Con Cucurella, el técnico portugués suma un lateral zurdo de recorrido, agresivo en la presión y con experiencia en contextos de máxima exigencia. Un perfil que le permite alternar línea de cuatro o defensa de tres, con el español como carrilero largo, una figura que Mourinho ha explotado con éxito en otras etapas de su carrera.

El Madrid gana versatilidad. Gana carácter. Y gana un futbolista que llega con hambre, después de una etapa en la que su protagonismo en el Chelsea fue irregular.

El nuevo escenario en el Chelsea

La salida de Cucurella abre un hueco importante en el costado izquierdo de la defensa del Chelsea. El gran beneficiado puede ser Jorrel Hato, internacional neerlandés que aterrizó el verano pasado procedente del Ajax por 37 millones de libras. Ahora entra de lleno en la pelea por convertirse en el lateral zurdo titular la próxima temporada.

El club londinense, no obstante, mantiene la puerta abierta a reforzar esa posición si el mercado ofrece una oportunidad adecuada. La venta del español aligera masa salarial y deja margen para maniobrar, en un contexto en el que cada operación se mira con lupa.

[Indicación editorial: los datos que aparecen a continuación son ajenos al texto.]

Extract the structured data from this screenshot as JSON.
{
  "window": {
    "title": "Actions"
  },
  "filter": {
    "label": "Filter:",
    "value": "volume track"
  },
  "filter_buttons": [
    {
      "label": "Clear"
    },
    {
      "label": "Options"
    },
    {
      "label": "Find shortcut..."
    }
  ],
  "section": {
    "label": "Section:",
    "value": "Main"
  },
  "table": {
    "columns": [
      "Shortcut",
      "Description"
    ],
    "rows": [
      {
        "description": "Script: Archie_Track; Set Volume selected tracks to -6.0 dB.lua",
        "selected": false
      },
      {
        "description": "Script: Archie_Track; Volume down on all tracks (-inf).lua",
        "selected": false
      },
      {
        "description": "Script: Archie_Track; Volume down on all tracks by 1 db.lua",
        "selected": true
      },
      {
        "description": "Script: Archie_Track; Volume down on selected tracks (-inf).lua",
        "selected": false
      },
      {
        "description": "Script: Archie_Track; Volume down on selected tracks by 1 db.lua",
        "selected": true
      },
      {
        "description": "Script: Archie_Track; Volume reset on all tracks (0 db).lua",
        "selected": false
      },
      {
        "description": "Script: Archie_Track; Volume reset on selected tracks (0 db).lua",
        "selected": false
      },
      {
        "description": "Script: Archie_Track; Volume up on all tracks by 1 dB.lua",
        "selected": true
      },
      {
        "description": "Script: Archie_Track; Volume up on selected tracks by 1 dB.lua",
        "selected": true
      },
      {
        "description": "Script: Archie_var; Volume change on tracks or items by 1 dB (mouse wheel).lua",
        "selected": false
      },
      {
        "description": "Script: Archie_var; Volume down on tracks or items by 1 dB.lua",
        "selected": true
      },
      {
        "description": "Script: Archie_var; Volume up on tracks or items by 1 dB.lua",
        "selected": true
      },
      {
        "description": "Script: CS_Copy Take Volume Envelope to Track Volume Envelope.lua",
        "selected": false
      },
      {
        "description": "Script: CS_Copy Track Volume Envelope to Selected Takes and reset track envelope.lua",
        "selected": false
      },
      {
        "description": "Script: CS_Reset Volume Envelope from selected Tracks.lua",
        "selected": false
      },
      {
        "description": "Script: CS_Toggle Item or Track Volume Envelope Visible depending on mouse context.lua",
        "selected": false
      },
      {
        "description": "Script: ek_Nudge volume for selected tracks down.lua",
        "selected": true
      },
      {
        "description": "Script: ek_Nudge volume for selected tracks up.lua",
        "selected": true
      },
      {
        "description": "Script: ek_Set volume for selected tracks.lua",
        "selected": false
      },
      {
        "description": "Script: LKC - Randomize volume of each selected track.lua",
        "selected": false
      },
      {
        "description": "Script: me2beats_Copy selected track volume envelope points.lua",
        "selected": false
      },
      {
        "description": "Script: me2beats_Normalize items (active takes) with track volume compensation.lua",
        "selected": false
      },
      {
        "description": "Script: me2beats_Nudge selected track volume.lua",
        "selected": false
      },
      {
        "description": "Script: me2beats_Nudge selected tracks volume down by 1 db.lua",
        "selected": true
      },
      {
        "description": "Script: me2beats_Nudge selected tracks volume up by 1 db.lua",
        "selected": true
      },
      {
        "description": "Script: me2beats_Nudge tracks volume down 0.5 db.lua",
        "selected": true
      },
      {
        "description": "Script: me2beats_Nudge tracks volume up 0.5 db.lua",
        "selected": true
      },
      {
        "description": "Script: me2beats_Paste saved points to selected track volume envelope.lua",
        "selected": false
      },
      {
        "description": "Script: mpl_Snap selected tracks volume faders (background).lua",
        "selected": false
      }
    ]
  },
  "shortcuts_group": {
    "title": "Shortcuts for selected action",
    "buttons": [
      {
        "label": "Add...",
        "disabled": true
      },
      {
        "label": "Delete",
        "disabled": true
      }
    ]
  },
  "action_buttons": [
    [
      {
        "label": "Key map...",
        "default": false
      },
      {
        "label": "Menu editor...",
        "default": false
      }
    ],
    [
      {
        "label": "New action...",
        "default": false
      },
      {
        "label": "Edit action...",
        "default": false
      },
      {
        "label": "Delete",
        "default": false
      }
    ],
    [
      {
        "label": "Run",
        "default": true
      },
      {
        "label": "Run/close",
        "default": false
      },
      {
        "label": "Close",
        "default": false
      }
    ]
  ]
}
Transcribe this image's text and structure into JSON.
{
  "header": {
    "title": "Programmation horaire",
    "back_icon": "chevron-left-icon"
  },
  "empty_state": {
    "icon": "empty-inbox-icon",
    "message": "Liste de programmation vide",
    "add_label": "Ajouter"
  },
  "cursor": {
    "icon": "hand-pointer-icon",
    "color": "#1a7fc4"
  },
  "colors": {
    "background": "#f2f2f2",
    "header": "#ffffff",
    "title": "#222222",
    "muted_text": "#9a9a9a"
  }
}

Enzo Fernández, otro frente, otra historia

El traspaso de Cucurella al Real Madrid llega en paralelo a los rumores que sitúan a Enzo Fernández en la órbita del club blanco, pero ambos casos caminan por carreteras distintas. No hay paquete, no hay operación conjunta.

El propio Enzo reconoció en abril que le seduciría la idea de vivir en Madrid. El interés, a partir de ahí, se entiende solo. Sin embargo, en Stamford Bridge son tajantes: no escucharán ofertas por menos de 120 millones de libras. Pagaron 106,8 millones al Benfica en 2023 y no están dispuestos a asumir una minusvalía deportiva ni económica con uno de sus activos más valiosos.

Las relaciones entre Chelsea y Real Madrid son excelentes, fluidas, casi privilegiadas. Pero la buena sintonía no implica rebajas. Al menos, no con Enzo.

Un fichaje con mensaje

Cucurella aterriza en un Real Madrid que cambia de piel con Mourinho, pero que no renuncia a su exigencia habitual: competir por todo, desde ya. El lateral llega en plenitud, con el escaparate del Mundial como trampolín y con la sensación de que esta vez sí, su carrera entra en la fase decisiva.

El Chelsea pasa página. El Madrid aprieta el acelerador. Y el mercado, una vez más, gira alrededor del Bernabéu.